Price gauging: The Boston Red Sox are in talks with Dustin Pedroia for a reported $100 million contract extension. In related news, I just sold Ben Cherington my ’98 Corolla for $183,000.

Seattle’s finest: The Mariners scored four runs on just one hit, marking only the third time in baseball history Seattle scored four runs or more.

Thigh master: The Yankees’ Alex Rodriguez has a strained thigh and could possibly miss his next injury.

Enemy mine: Red Sox fans cheered Mariano Rivera in a game at Fenway Park on Saturday, confirming reports that the Yankees are no longer a threat in the American League East.

Regular game: On Sunday, the Oakland A’s shut out the Angels. With Bartolo Colon versus Albert Pujols, it was going to be poopy for someone.

Extra Innings

Numbers game: Tiger Woods lost by five when he only managed a 74 in the final round of the British Open. As usual what he really needed was a 69.

If you want my body: FOX News host Geraldo Rivera tweeted a shirtless pic of himself – the Republican Party’s way of officially announcing him as their candidate for the 2016 Presidential elections.

More Rivera: Geraldo Rivera also insists he’s changing his name to Magic Miguel.

Over achieving: The city of Detroit filed for bankruptcy, which is the largest city ever to do so. First place!

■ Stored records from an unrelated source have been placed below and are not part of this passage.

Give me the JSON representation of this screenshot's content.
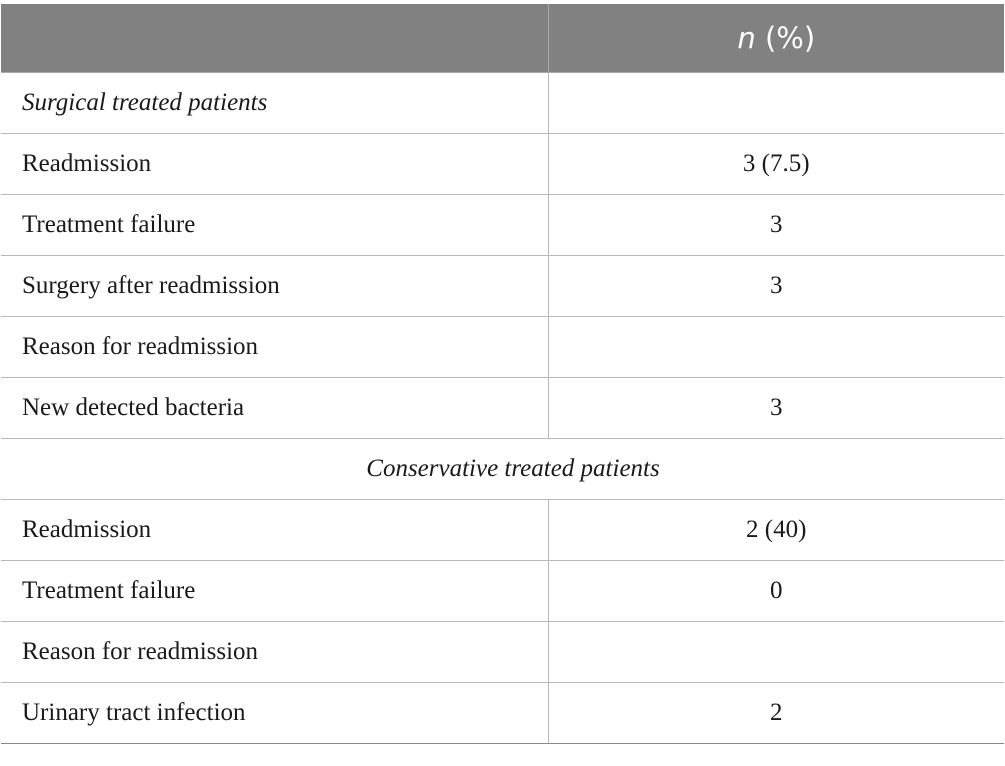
{
  "table": {
    "header": {
      "col1": "",
      "col2_italic": "n",
      "col2_rest": " (%)"
    },
    "rows": [
      {
        "label": "Surgical treated patients",
        "value": "",
        "kind": "section"
      },
      {
        "label": "Readmission",
        "value": "3 (7.5)",
        "kind": "row"
      },
      {
        "label": "Treatment failure",
        "value": "3",
        "kind": "row"
      },
      {
        "label": "Surgery after readmission",
        "value": "3",
        "kind": "row"
      },
      {
        "label": "Reason for readmission",
        "value": "",
        "kind": "row"
      },
      {
        "label": "New detected bacteria",
        "value": "3",
        "kind": "row"
      },
      {
        "label": "Conservative treated patients",
        "value": "",
        "kind": "section-full"
      },
      {
        "label": "Readmission",
        "value": "2 (40)",
        "kind": "row"
      },
      {
        "label": "Treatment failure",
        "value": "0",
        "kind": "row"
      },
      {
        "label": "Reason for readmission",
        "value": "",
        "kind": "row"
      },
      {
        "label": "Urinary tract infection",
        "value": "2",
        "kind": "row"
      }
    ]
  }
}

Pros and cons: As a nerd, a big part of Comic Con is the nostalgia and seeing things you haven’t seen in years. Like daylight.

Royal Baby Rant

The Duchess of Cambridge gave birth to a healthy baby boy on Monday. He will never have better teeth than he does right now.

I hope they name him Nourth.

In England, doctors induce labor by yelling the phrase “Pop out for a cuppa tea!” repeatedly into the birth canal.

As tradition goes for the British monarchy, the royal baby has already colonized land in Africa and Asia, causing civil unrest.